Monday, 21 March 2016

Several inequalities

Let $m,n\in \Bbb N, x\in \Bbb R, x\geq 0, x\neq 1$. Prove the followings: if $m>n$, then $\dfrac{x^m-1}{m}>\dfrac{x^n-1}{n}$; if $m<n$, then $\dfrac{x^m-1}{m}<\dfrac{x^n-1}{n}$.

Proof:
Consider the case when $m>n$. The other case is similar.
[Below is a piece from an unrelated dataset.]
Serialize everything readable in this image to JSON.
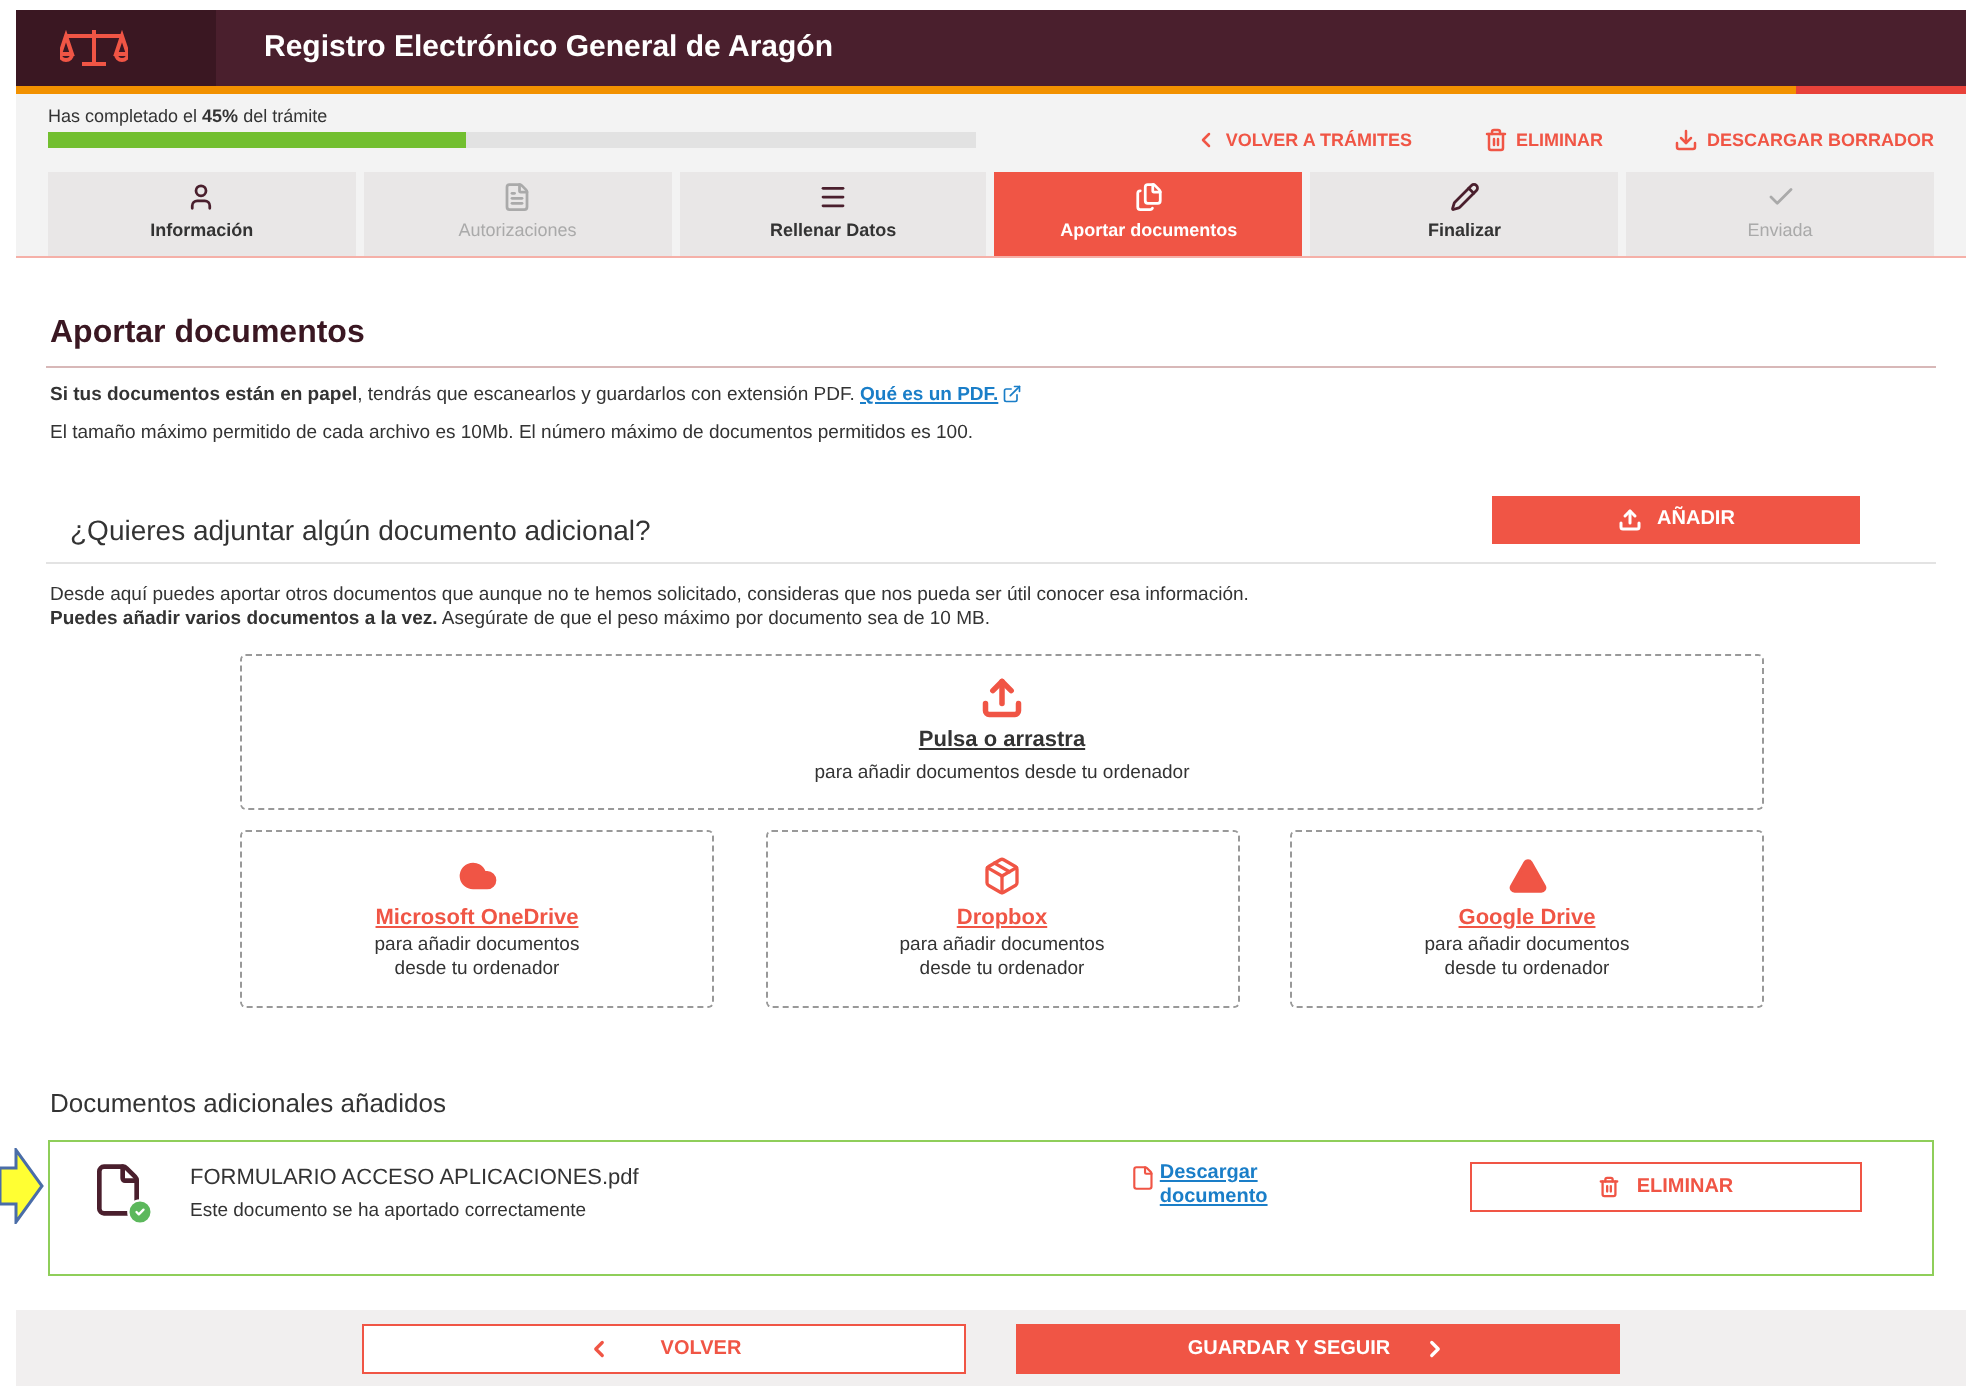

It suffices to show that $n(x^m-1)-m(x^n-1)> 0$ for $x>1$. $$\begin{align}n(x^m-1)-m(x^n-1)&=n(x-1)(x^{m-1}+x^{m-2}+\cdots+1)-m(x-1)(x^{n-1}+x^{n-2}+\cdots+1)\\&=n(x-1)(x^{m-1}+x^{m-2}+\cdots+x^n)+n(x-1)(x^{n-1}+x^{n-2}+\cdots+1)\\&\quad-m(x-1)(x^{n-1}+x^{n-2}+\cdots+1)\\&=n(x-1)(x^{m-1}+x^{m-2}+\cdots+x^n)\\&\quad-(m-n)(x-1)(x^{n-1}+x^{n-2}+\cdots+1)\\&> (x-1)[n\underbrace{(x^n+\cdots+x^n)}_{m-n\; terms}-(m-n)\underbrace{(x^n+\cdots+x^n)}_{n\; terms}]\qquad(*)\\&=(x-1)x^n[n(m-n)-(m-n)n]\\&=0\qquad \Box\end{align}$$ In $(*)$, we have used the facts that $x^{m-i}\geq x^n$ when $i=1,\cdots,m-n$ and $-x^{n-j}\geq -x^n$ where $j=1,\cdots,n$. The case for $0\leq x<1$ also holds because we have $-x^{m-i}\geq -x^n$ when $i=1,\cdots,m-n$ and $-x^{n-j}\leq -x^n$ where $j=1,\cdots,n$.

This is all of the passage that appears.